The World's Oldest Marathoner Fauja Singh has announced that he will be hanging up his running shoes after the Hong Kong Marathon in February. However, don't expect the 101-year-old endurance runner to simply spend his retirement lounging around. Singh says that he will continue to run for four hours each day, totaling eight to nine miles.

Singh is, by all accounts, a relative latecomer to the sport of running. In fact, he began his marathon career at the ripe age of 89. Still, he admitted to the Times of India that his age is starting to catch up with him. He says that he would not have stopped, except for the fact that he has hit triple digits. In October 2011, at the age of 100, he completed the Toronto Waterfront Marathon in 8 hours 11 seconds.

Singh became an instant celebrity in marathon circles due, at least in part, to his appearance. Mr. Singh is Sikh, and sports a turban and long white beard when he runs. He credits his longevity to his diet. "I take happiness in biggest proportions though my actual diet is very small," he said.

However, Singh's celebrity has been marred slightly by the Guinness Book of World Records.
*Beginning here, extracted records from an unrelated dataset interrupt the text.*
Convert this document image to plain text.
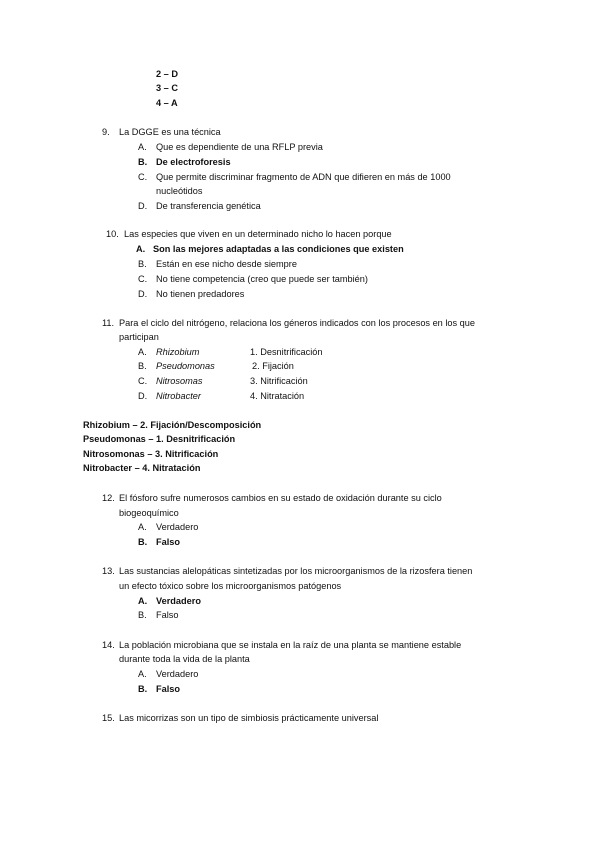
2 – D
3 – C
4 – A
9. La DGGE es una técnica
A. Que es dependiente de una RFLP previa
B. De electroforesis
C. Que permite discriminar fragmento de ADN que difieren en más de 1000
nucleótidos
D. De transferencia genética
10. Las especies que viven en un determinado nicho lo hacen porque
A. Son las mejores adaptadas a las condiciones que existen
B. Están en ese nicho desde siempre
C. No tiene competencia (creo que puede ser también)
D. No tienen predadores
11. Para el ciclo del nitrógeno, relaciona los géneros indicados con los procesos en los que
participan
A. Rhizobium	1. Desnitrificación
B. Pseudomonas	2. Fijación
C. Nitrosomas	3. Nitrificación
D. Nitrobacter	4. Nitratación
Rhizobium – 2. Fijación/Descomposición
Pseudomonas – 1. Desnitrificación
Nitrosomonas – 3. Nitrificación
Nitrobacter – 4. Nitratación
12. El fósforo sufre numerosos cambios en su estado de oxidación durante su ciclo
biogeoquímico
A. Verdadero
B. Falso
13. Las sustancias alelopáticas sintetizadas por los microorganismos de la rizosfera tienen
un efecto tóxico sobre los microorganismos patógenos
A. Verdadero
B. Falso
14. La población microbiana que se instala en la raíz de una planta se mantiene estable
durante toda la vida de la planta
A. Verdadero
B. Falso
15. Las micorrizas son un tipo de simbiosis prácticamente universal
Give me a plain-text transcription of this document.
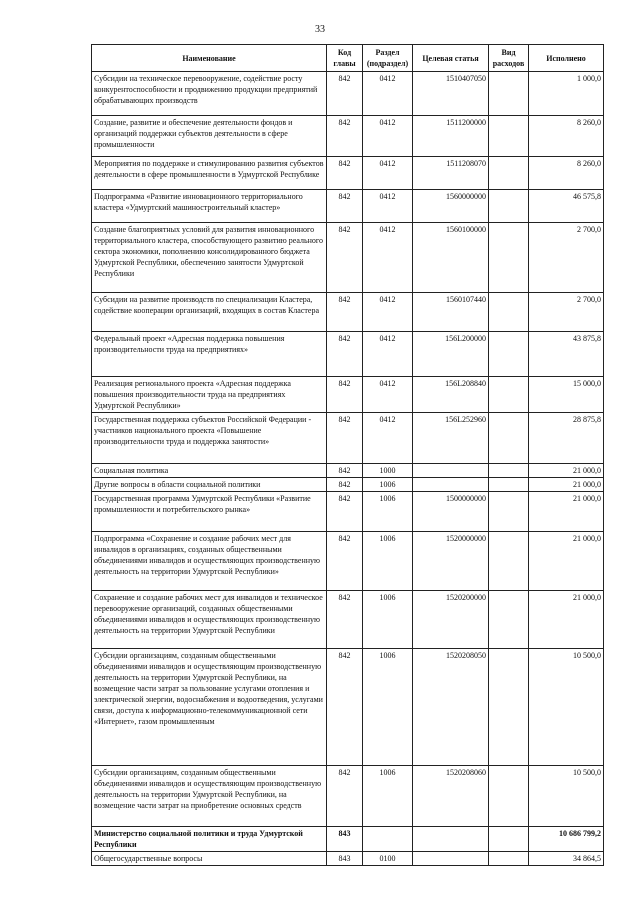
33
Наименование	Код главы	Раздел (подраздел)	Целевая статья	Вид расходов	Исполнено
Субсидии на техническое перевооружение, содействие росту конкурентоспособности и продвижению продукции предприятий обрабатывающих производств	842	0412	1510407050		1 000,0
Создание, развитие и обеспечение деятельности фондов и организаций поддержки субъектов деятельности в сфере промышленности	842	0412	1511200000		8 260,0
Мероприятия по поддержке и стимулированию развития субъектов деятельности в сфере промышленности в Удмуртской Республике	842	0412	1511208070		8 260,0
Подпрограмма «Развитие инновационного территориального кластера «Удмуртский машиностроительный кластер»	842	0412	1560000000		46 575,8
Создание благоприятных условий для развития инновационного территориального кластера, способствующего развитию реального сектора экономики, пополнению консолидированного бюджета Удмуртской Республики, обеспечению занятости Удмуртской Республики	842	0412	1560100000		2 700,0
Субсидии на развитие производств по специализации Кластера, содействие кооперации организаций, входящих в состав Кластера	842	0412	1560107440		2 700,0
Федеральный проект «Адресная поддержка повышения производительности труда на предприятиях»	842	0412	156L200000		43 875,8
Реализация регионального проекта «Адресная поддержка повышения производительности труда на предприятиях Удмуртской Республики»	842	0412	156L208840		15 000,0
Государственная поддержка субъектов Российской Федерации - участников национального проекта «Повышение производительности труда и поддержка занятости»	842	0412	156L252960		28 875,8
Социальная политика	842	1000			21 000,0
Другие вопросы в области социальной политики	842	1006			21 000,0
Государственная программа Удмуртской Республики «Развитие промышленности и потребительского рынка»	842	1006	1500000000		21 000,0
Подпрограмма «Сохранение и создание рабочих мест для инвалидов в организациях, созданных общественными объединениями инвалидов и осуществляющих производственную деятельность на территории Удмуртской Республики»	842	1006	1520000000		21 000,0
Сохранение и создание рабочих мест для инвалидов и техническое перевооружение организаций, созданных общественными объединениями инвалидов и осуществляющих производственную деятельность на территории Удмуртской Республики	842	1006	1520200000		21 000,0
Субсидии организациям, созданным общественными объединениями инвалидов и осуществляющим производственную деятельность на территории Удмуртской Республики, на возмещение части затрат за пользование услугами отопления и электрической энергии, водоснабжения и водоотведения, услугами связи, доступа к информационно-телекоммуникационной сети «Интернет», газом промышленным	842	1006	1520208050		10 500,0
Субсидии организациям, созданным общественными объединениями инвалидов и осуществляющим производственную деятельность на территории Удмуртской Республики, на возмещение части затрат на приобретение основных средств	842	1006	1520208060		10 500,0
Министерство социальной политики и труда Удмуртской Республики	843				10 686 799,2
Общегосударственные вопросы	843	0100			34 864,5
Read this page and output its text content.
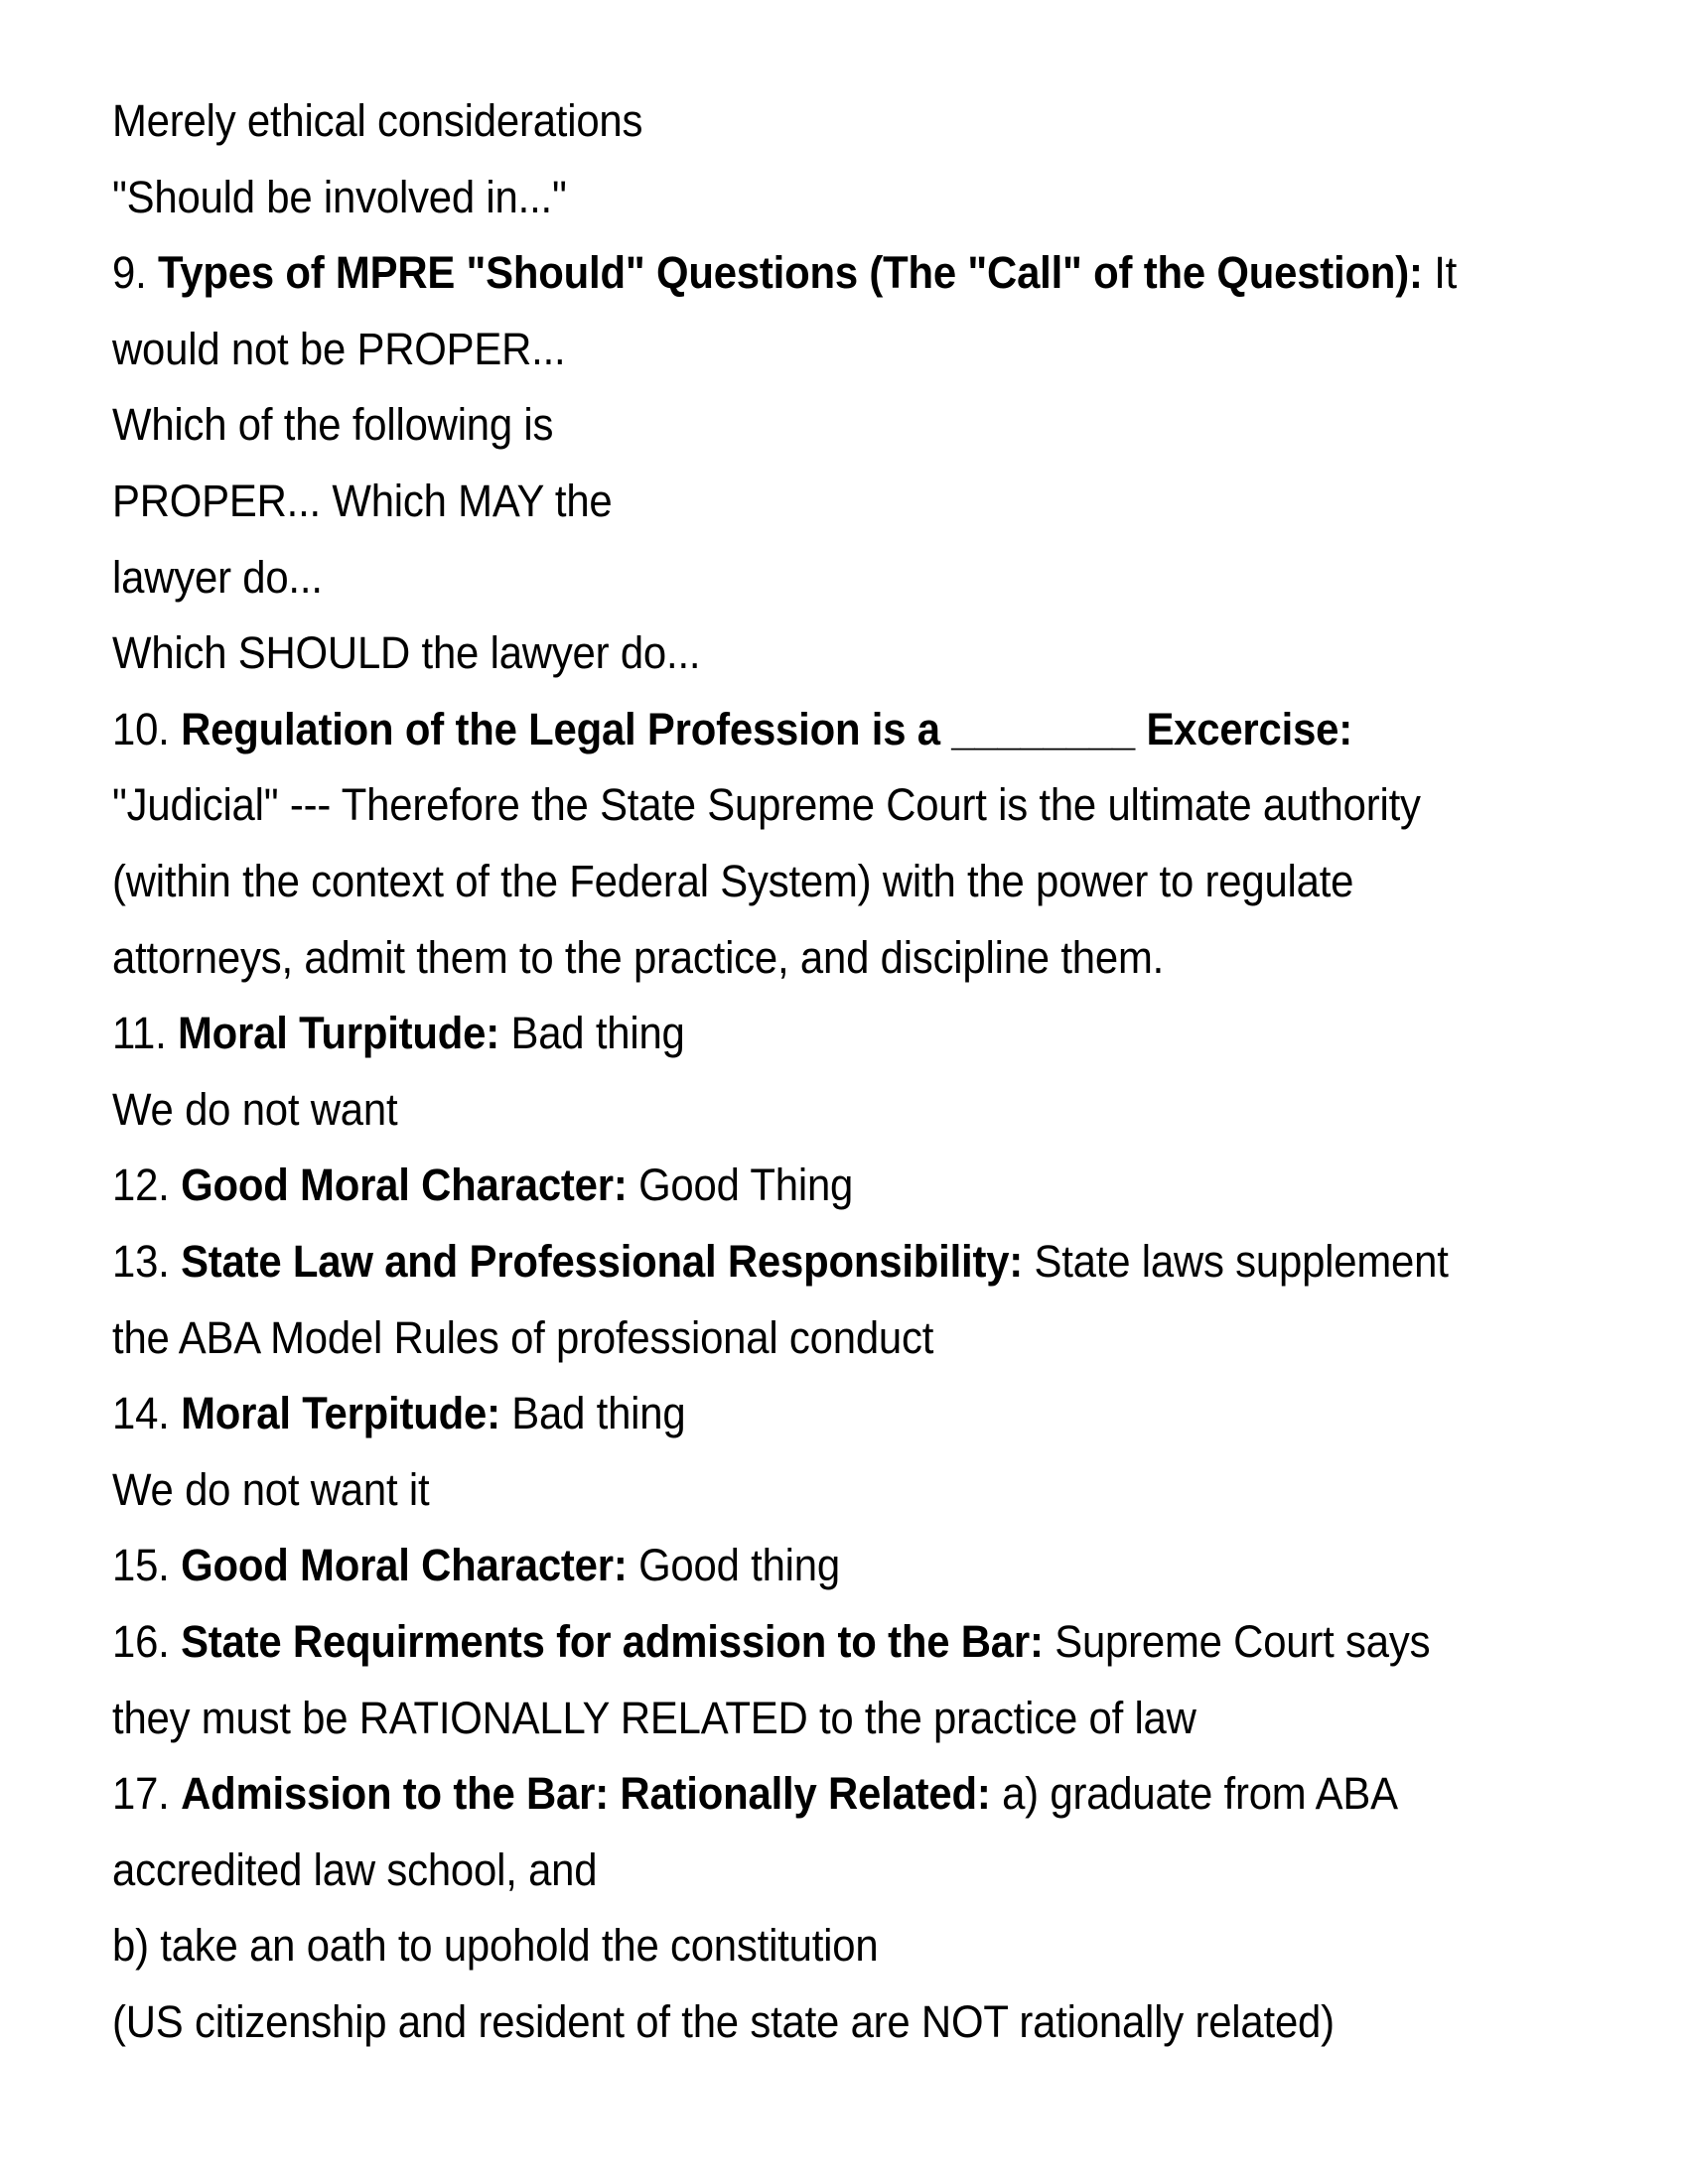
Merely ethical considerations
"Should be involved in..."
9. Types of MPRE "Should" Questions (The "Call" of the Question): It
would not be PROPER...
Which of the following is
PROPER... Which MAY the
lawyer do...
Which SHOULD the lawyer do...
10. Regulation of the Legal Profession is a ________ Excercise:
"Judicial" --- Therefore the State Supreme Court is the ultimate authority
(within the context of the Federal System) with the power to regulate
attorneys, admit them to the practice, and discipline them.
11. Moral Turpitude: Bad thing
We do not want
12. Good Moral Character: Good Thing
13. State Law and Professional Responsibility: State laws supplement
the ABA Model Rules of professional conduct
14. Moral Terpitude: Bad thing
We do not want it
15. Good Moral Character: Good thing
16. State Requirments for admission to the Bar: Supreme Court says
they must be RATIONALLY RELATED to the practice of law
17. Admission to the Bar: Rationally Related: a) graduate from ABA
accredited law school, and
b) take an oath to upohold the constitution
(US citizenship and resident of the state are NOT rationally related)
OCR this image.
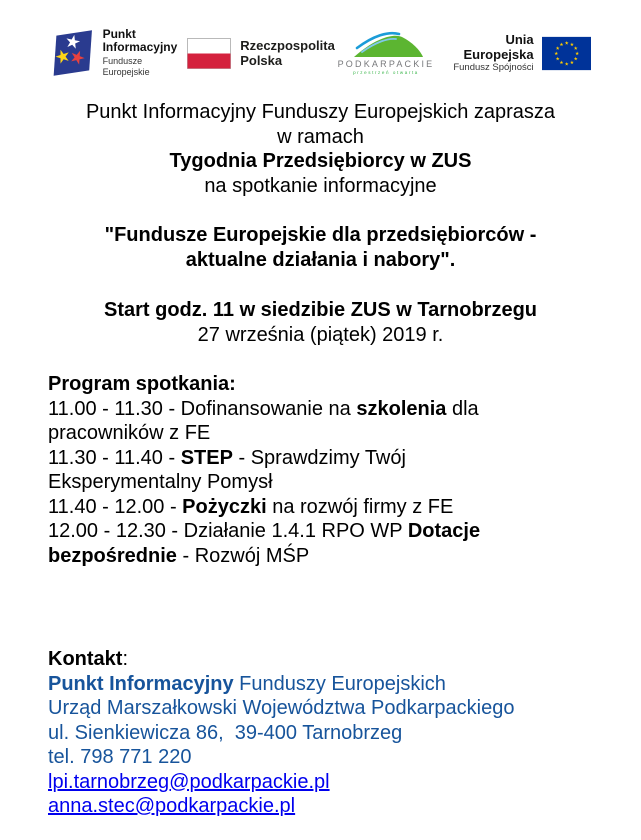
Punkt
Informacyjny
Fundusze Europejskie
Rzeczpospolita
Polska	PODKARPACKIE
przestrzeń otwarta
Unia Europejska
Fundusz Spójności
Punkt Informacyjny Funduszy Europejskich zaprasza
w ramach
Tygodnia Przedsiębiorcy w ZUS
na spotkanie informacyjne
"Fundusze Europejskie dla przedsiębiorców -
aktualne działania i nabory".
Start godz. 11 w siedzibie ZUS w Tarnobrzegu
27 września (piątek) 2019 r.
Program spotkania:
11.00 - 11.30 - Dofinansowanie na szkolenia dla
pracowników z FE
11.30 - 11.40 - STEP - Sprawdzimy Twój
Eksperymentalny Pomysł
11.40 - 12.00 - Pożyczki na rozwój firmy z FE
12.00 - 12.30 - Działanie 1.4.1 RPO WP Dotacje
bezpośrednie - Rozwój MŚP
Kontakt:
Punkt Informacyjny Funduszy Europejskich
Urząd Marszałkowski Województwa Podkarpackiego
ul. Sienkiewicza 86,  39-400 Tarnobrzeg
tel. 798 771 220
lpi.tarnobrzeg@podkarpackie.pl
anna.stec@podkarpackie.pl
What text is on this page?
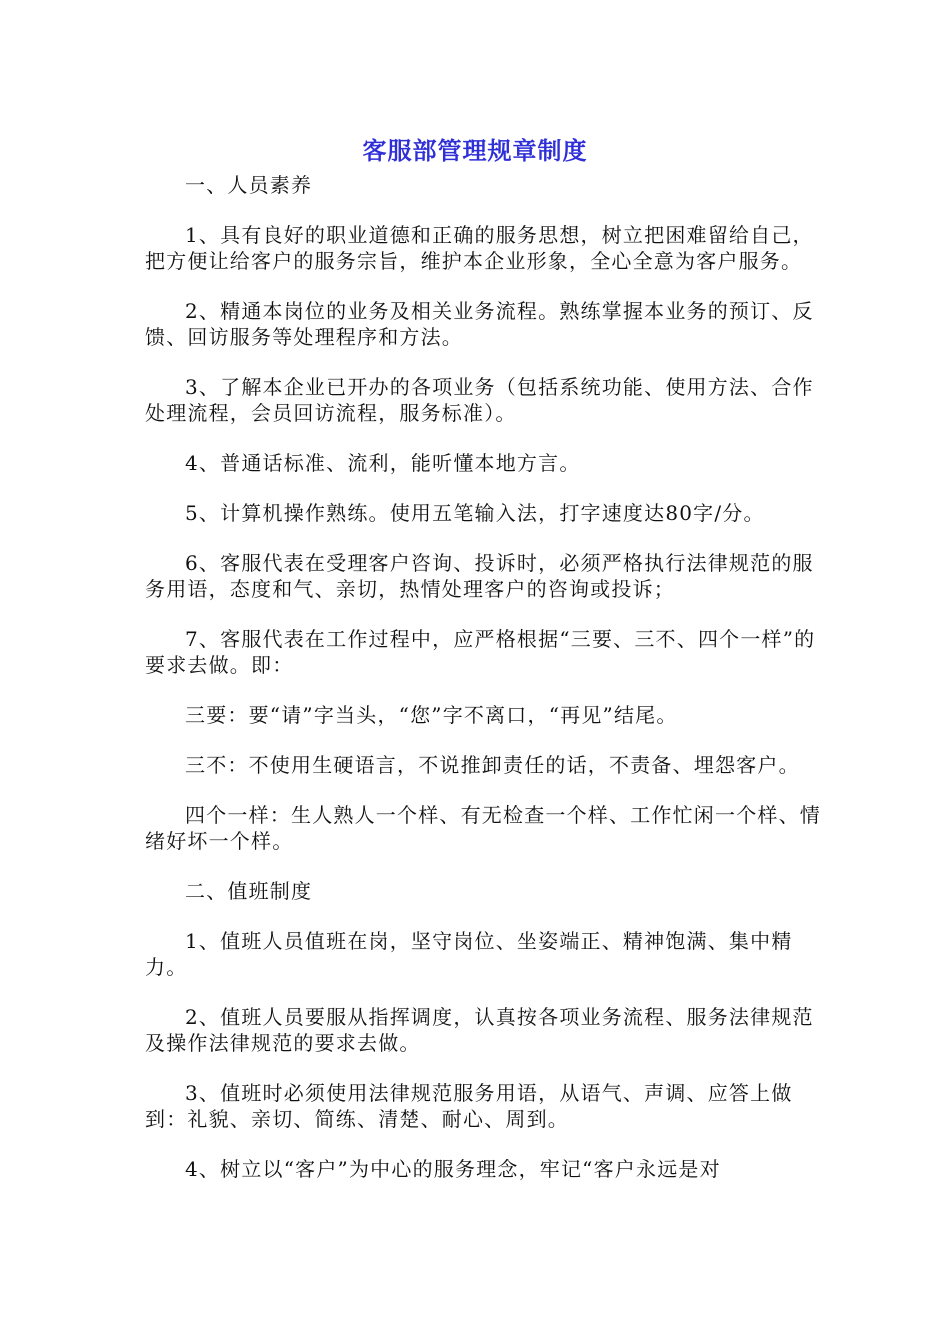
客服部管理规章制度

一、人员素养

1、具有良好的职业道德和正确的服务思想，树立把困难留给自己，把方便让给客户的服务宗旨，维护本企业形象，全心全意为客户服务。

2、精通本岗位的业务及相关业务流程。熟练掌握本业务的预订、反馈、回访服务等处理程序和方法。

3、了解本企业已开办的各项业务（包括系统功能、使用方法、合作处理流程，会员回访流程，服务标准）。

4、普通话标准、流利，能听懂本地方言。

5、计算机操作熟练。使用五笔输入法，打字速度达80字/分。

6、客服代表在受理客户咨询、投诉时，必须严格执行法律规范的服务用语，态度和气、亲切，热情处理客户的咨询或投诉；

7、客服代表在工作过程中，应严格根据“三要、三不、四个一样”的要求去做。即：

三要：要“请”字当头，“您”字不离口，“再见”结尾。

三不：不使用生硬语言，不说推卸责任的话，不责备、埋怨客户。

四个一样：生人熟人一个样、有无检查一个样、工作忙闲一个样、情绪好坏一个样。

二、值班制度

1、值班人员值班在岗，坚守岗位、坐姿端正、精神饱满、集中精力。

2、值班人员要服从指挥调度，认真按各项业务流程、服务法律规范及操作法律规范的要求去做。

3、值班时必须使用法律规范服务用语，从语气、声调、应答上做到：礼貌、亲切、简练、清楚、耐心、周到。

4、树立以“客户”为中心的服务理念，牢记“客户永远是对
Though he says that he was born on April 1, 1911 and he has a passport and other official documents that say the same, the world record book refuses to acknowledge him as the oldest marathon runner because he has no birth certificate.

Harmander Singh, Fauja Singh's trainer, accused the association of practicing institutional racism since, as Singh was born in a rural area in Punjab, birth certificates were generally not administered. "A recent United Nations report on children said that 40 per cent of children born in 2008 didn't have a birth certificate, meaning developing countries," he said to the Telegraph at the time of the controversy. "If people nowadays still don't have birth certificates, what do you think it was like 100 years ago?"

The furor has made little impact on Fauja Singh, however. A British national, he was the United Kingdom's oldest Olympic torchbearer last year, according to TIME magazine. "I did not even know what the Guinness Book of Records was until someone told me," he said via a translator. "It doesn't matter to me as I just enjoy the running and everyone I know has been so pleased or inspired by it, and that is all that matters. I can't read, anyway."